Литмир - Электронная Библиотека
A
A

Но бедные смоляне, в таком дальнем расстоянии от имений своих, истратившие взятые с собою небольшие суммы, угрожаемы были совершенною нищетой. Тут дворянство наше в отношении к ним явило себя истинно-достойным своего имени: всякий, кто только мог, потеснился, чтобы дать у себя место хотя одному смоленскому семейству; разумеется, что для дорогих гостей стол был готовый; что овощи, картофель, репа, горох, мука, крупа для людей, а сено и овес лошадям были даровые. И это довольно накладное гостеприимство сопровождалось ласками, приветствиями, которые давали ему еще более цены. Сколько раз мать моя упрекала меня за поспешность, с которою отдал я дом наш Мордвинову. «Три семейства, потеснившись, могли бы в нем поместиться, — говорила она, — а от полутора тысяч рублей мы не разбогатеем». Однако же представился случай быть полезными смолянам.
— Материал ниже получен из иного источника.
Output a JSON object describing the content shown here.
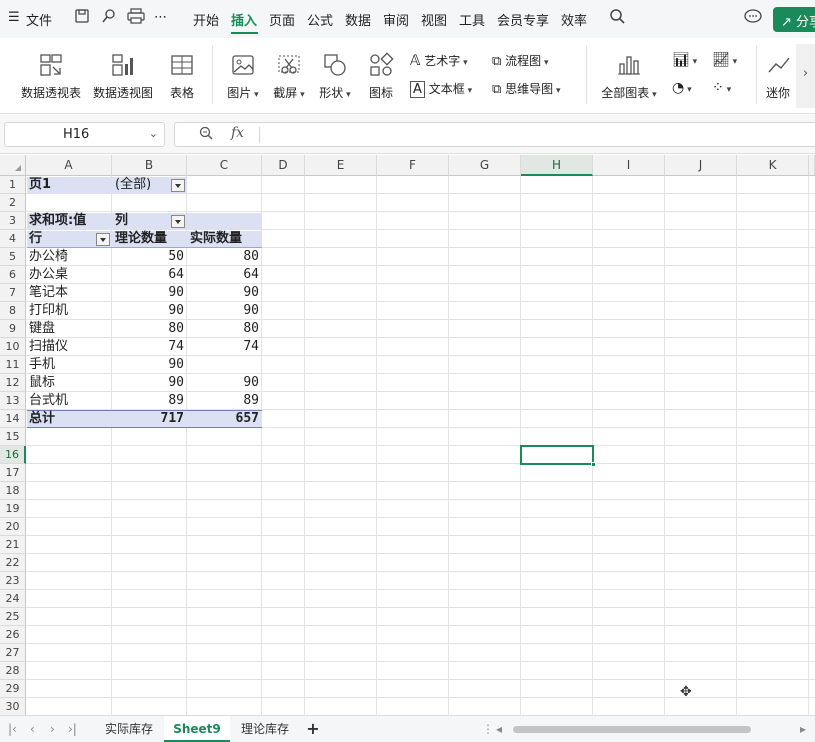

Одна госпожа Повалошвейковская выдала дочь за господина Гернгросса; не только с нею и с зятем своим, но и с его матерью и тремя сестрами, полоцкими жительницами, приехала она; трудно было такой гурьбе поместиться, и она согласилась жить в селе Симбухине, в старом господском доме нашем, где, разумеется, все провизии были к услугам её. Тут у нас на то была еще особая причина: брат этого Гернгросса был полковым командиром Митавского драгунского полка, коего генерал Алексеев был шефом, и он с женою жили в большой дружбе с сестрою моей и зятем. Но о сих последних давно уже не сказал я ни слова, как будто вовсе о них позабыв.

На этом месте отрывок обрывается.